Source: Health Information Workforce: Survey Results on Workforce Challenges and the Role of Emerging Technologies. NORC and AHIMA. 2023

As more members of the HI workforce retire, Smith emphasizes the importance of getting younger workers excited about the HI profession.  

Making job assignments and work hours more flexible could help, as many younger workers seem focused on flexibility, he says. Having a social media presence and using social media channels for advertising could also be beneficial.  

“The traditional ways of advertising that worked for older generations are less effective now,” he says. “The question is: ‘How do you make HIM [and] how do you make coding exciting in a TikTok video?’ ” 

As reported by survey respondents, HI leaders also stress the need to raise pay for entry level and other HI positions. Widening the pool of candidates by removing qualifications when possible could also improve recruitment, Pearson adds.  

For example, Pearson says when recruiting for positions at her organization, her human resources team regularly asks whether a credential is really necessary for the position or if a certain amount of experience could work just as well.   

“Unless it is a more technical position, like coding, we’ve removed some of our credential requirements for certain positions, opening up the pool of candidates,” she says.   
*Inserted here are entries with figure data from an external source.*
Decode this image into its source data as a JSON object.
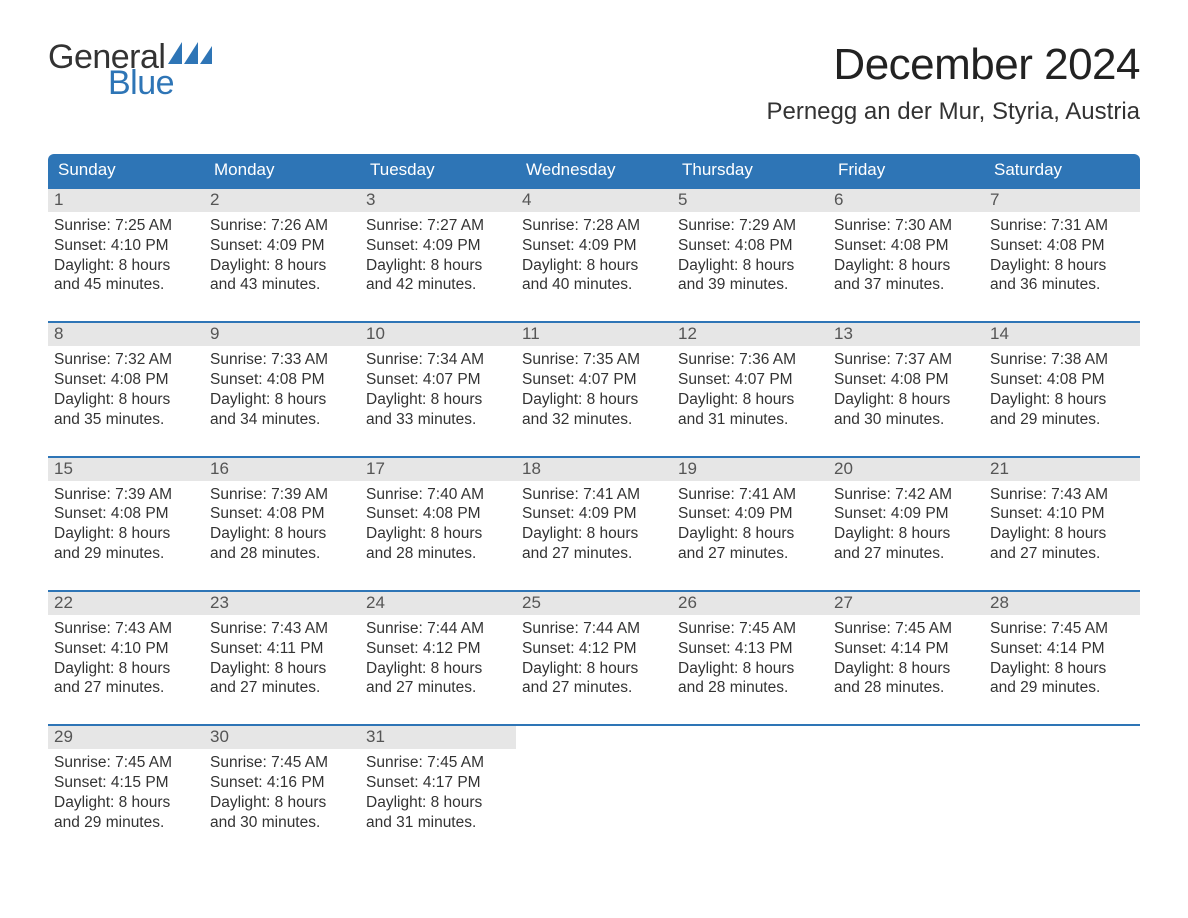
{
  "brand": {
    "word1": "General",
    "word2": "Blue",
    "word1_color": "#333333",
    "word2_color": "#2e75b6",
    "flag_color": "#2e75b6"
  },
  "header": {
    "month_title": "December 2024",
    "location": "Pernegg an der Mur, Styria, Austria"
  },
  "style": {
    "header_bg": "#2e75b6",
    "header_fg": "#ffffff",
    "daynum_bg": "#e6e6e6",
    "daynum_fg": "#555555",
    "body_fg": "#333333",
    "week_border": "#2e75b6",
    "page_bg": "#ffffff",
    "dow_fontsize": 17,
    "body_fontsize": 15.5,
    "title_fontsize": 44,
    "location_fontsize": 24
  },
  "calendar": {
    "days_of_week": [
      "Sunday",
      "Monday",
      "Tuesday",
      "Wednesday",
      "Thursday",
      "Friday",
      "Saturday"
    ],
    "weeks": [
      [
        {
          "day": "1",
          "sunrise": "Sunrise: 7:25 AM",
          "sunset": "Sunset: 4:10 PM",
          "daylight1": "Daylight: 8 hours",
          "daylight2": "and 45 minutes."
        },
        {
          "day": "2",
          "sunrise": "Sunrise: 7:26 AM",
          "sunset": "Sunset: 4:09 PM",
          "daylight1": "Daylight: 8 hours",
          "daylight2": "and 43 minutes."
        },
        {
          "day": "3",
          "sunrise": "Sunrise: 7:27 AM",
          "sunset": "Sunset: 4:09 PM",
          "daylight1": "Daylight: 8 hours",
          "daylight2": "and 42 minutes."
        },
        {
          "day": "4",
          "sunrise": "Sunrise: 7:28 AM",
          "sunset": "Sunset: 4:09 PM",
          "daylight1": "Daylight: 8 hours",
          "daylight2": "and 40 minutes."
        },
        {
          "day": "5",
          "sunrise": "Sunrise: 7:29 AM",
          "sunset": "Sunset: 4:08 PM",
          "daylight1": "Daylight: 8 hours",
          "daylight2": "and 39 minutes."
        },
        {
          "day": "6",
          "sunrise": "Sunrise: 7:30 AM",
          "sunset": "Sunset: 4:08 PM",
          "daylight1": "Daylight: 8 hours",
          "daylight2": "and 37 minutes."
        },
        {
          "day": "7",
          "sunrise": "Sunrise: 7:31 AM",
          "sunset": "Sunset: 4:08 PM",
          "daylight1": "Daylight: 8 hours",
          "daylight2": "and 36 minutes."
        }
      ],
      [
        {
          "day": "8",
          "sunrise": "Sunrise: 7:32 AM",
          "sunset": "Sunset: 4:08 PM",
          "daylight1": "Daylight: 8 hours",
          "daylight2": "and 35 minutes."
        },
        {
          "day": "9",
          "sunrise": "Sunrise: 7:33 AM",
          "sunset": "Sunset: 4:08 PM",
          "daylight1": "Daylight: 8 hours",
          "daylight2": "and 34 minutes."
        },
        {
          "day": "10",
          "sunrise": "Sunrise: 7:34 AM",
          "sunset": "Sunset: 4:07 PM",
          "daylight1": "Daylight: 8 hours",
          "daylight2": "and 33 minutes."
        },
        {
          "day": "11",
          "sunrise": "Sunrise: 7:35 AM",
          "sunset": "Sunset: 4:07 PM",
          "daylight1": "Daylight: 8 hours",
          "daylight2": "and 32 minutes."
        },
        {
          "day": "12",
          "sunrise": "Sunrise: 7:36 AM",
          "sunset": "Sunset: 4:07 PM",
          "daylight1": "Daylight: 8 hours",
          "daylight2": "and 31 minutes."
        },
        {
          "day": "13",
          "sunrise": "Sunrise: 7:37 AM",
          "sunset": "Sunset: 4:08 PM",
          "daylight1": "Daylight: 8 hours",
          "daylight2": "and 30 minutes."
        },
        {
          "day": "14",
          "sunrise": "Sunrise: 7:38 AM",
          "sunset": "Sunset: 4:08 PM",
          "daylight1": "Daylight: 8 hours",
          "daylight2": "and 29 minutes."
        }
      ],
      [
        {
          "day": "15",
          "sunrise": "Sunrise: 7:39 AM",
          "sunset": "Sunset: 4:08 PM",
          "daylight1": "Daylight: 8 hours",
          "daylight2": "and 29 minutes."
        },
        {
          "day": "16",
          "sunrise": "Sunrise: 7:39 AM",
          "sunset": "Sunset: 4:08 PM",
          "daylight1": "Daylight: 8 hours",
          "daylight2": "and 28 minutes."
        },
        {
          "day": "17",
          "sunrise": "Sunrise: 7:40 AM",
          "sunset": "Sunset: 4:08 PM",
          "daylight1": "Daylight: 8 hours",
          "daylight2": "and 28 minutes."
        },
        {
          "day": "18",
          "sunrise": "Sunrise: 7:41 AM",
          "sunset": "Sunset: 4:09 PM",
          "daylight1": "Daylight: 8 hours",
          "daylight2": "and 27 minutes."
        },
        {
          "day": "19",
          "sunrise": "Sunrise: 7:41 AM",
          "sunset": "Sunset: 4:09 PM",
          "daylight1": "Daylight: 8 hours",
          "daylight2": "and 27 minutes."
        },
        {
          "day": "20",
          "sunrise": "Sunrise: 7:42 AM",
          "sunset": "Sunset: 4:09 PM",
          "daylight1": "Daylight: 8 hours",
          "daylight2": "and 27 minutes."
        },
        {
          "day": "21",
          "sunrise": "Sunrise: 7:43 AM",
          "sunset": "Sunset: 4:10 PM",
          "daylight1": "Daylight: 8 hours",
          "daylight2": "and 27 minutes."
        }
      ],
      [
        {
          "day": "22",
          "sunrise": "Sunrise: 7:43 AM",
          "sunset": "Sunset: 4:10 PM",
          "daylight1": "Daylight: 8 hours",
          "daylight2": "and 27 minutes."
        },
        {
          "day": "23",
          "sunrise": "Sunrise: 7:43 AM",
          "sunset": "Sunset: 4:11 PM",
          "daylight1": "Daylight: 8 hours",
          "daylight2": "and 27 minutes."
        },
        {
          "day": "24",
          "sunrise": "Sunrise: 7:44 AM",
          "sunset": "Sunset: 4:12 PM",
          "daylight1": "Daylight: 8 hours",
          "daylight2": "and 27 minutes."
        },
        {
          "day": "25",
          "sunrise": "Sunrise: 7:44 AM",
          "sunset": "Sunset: 4:12 PM",
          "daylight1": "Daylight: 8 hours",
          "daylight2": "and 27 minutes."
        },
        {
          "day": "26",
          "sunrise": "Sunrise: 7:45 AM",
          "sunset": "Sunset: 4:13 PM",
          "daylight1": "Daylight: 8 hours",
          "daylight2": "and 28 minutes."
        },
        {
          "day": "27",
          "sunrise": "Sunrise: 7:45 AM",
          "sunset": "Sunset: 4:14 PM",
          "daylight1": "Daylight: 8 hours",
          "daylight2": "and 28 minutes."
        },
        {
          "day": "28",
          "sunrise": "Sunrise: 7:45 AM",
          "sunset": "Sunset: 4:14 PM",
          "daylight1": "Daylight: 8 hours",
          "daylight2": "and 29 minutes."
        }
      ],
      [
        {
          "day": "29",
          "sunrise": "Sunrise: 7:45 AM",
          "sunset": "Sunset: 4:15 PM",
          "daylight1": "Daylight: 8 hours",
          "daylight2": "and 29 minutes."
        },
        {
          "day": "30",
          "sunrise": "Sunrise: 7:45 AM",
          "sunset": "Sunset: 4:16 PM",
          "daylight1": "Daylight: 8 hours",
          "daylight2": "and 30 minutes."
        },
        {
          "day": "31",
          "sunrise": "Sunrise: 7:45 AM",
          "sunset": "Sunset: 4:17 PM",
          "daylight1": "Daylight: 8 hours",
          "daylight2": "and 31 minutes."
        },
        {
          "empty": true
        },
        {
          "empty": true
        },
        {
          "empty": true
        },
        {
          "empty": true
        }
      ]
    ]
  }
}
For Susan W. Carey, MHIM, RHIT, FAHIMA, system vice president of IT patient services and HIM for Norton Healthcare in Louisville, KY, a unique piece of their hiring process has strengthened retention.   

After a strong candidate is identified through several interviews, leaders invite the candidate to meet with their future coworkers. The meeting helps candidates get a better idea of what the job entails and ask questions they may not normally ask future bosses, Carey says.  

Through the discussion, the candidate develops a better understanding of what they’ll be doing from people already working the job and get a more realistic picture of the position before they commit, she says. 

To keep quality staff, it’s also imperative to acknowledge their work, give compliments, and make sure any criticism is constructive and educational in nature, Smith says.  

“A lot of people don’t leave for the money,” he says. “They leave because they weren’t getting the recognition or they were overworked.”  


Alicia Gallegos is a freelance healthcare reporter based in the Midwest.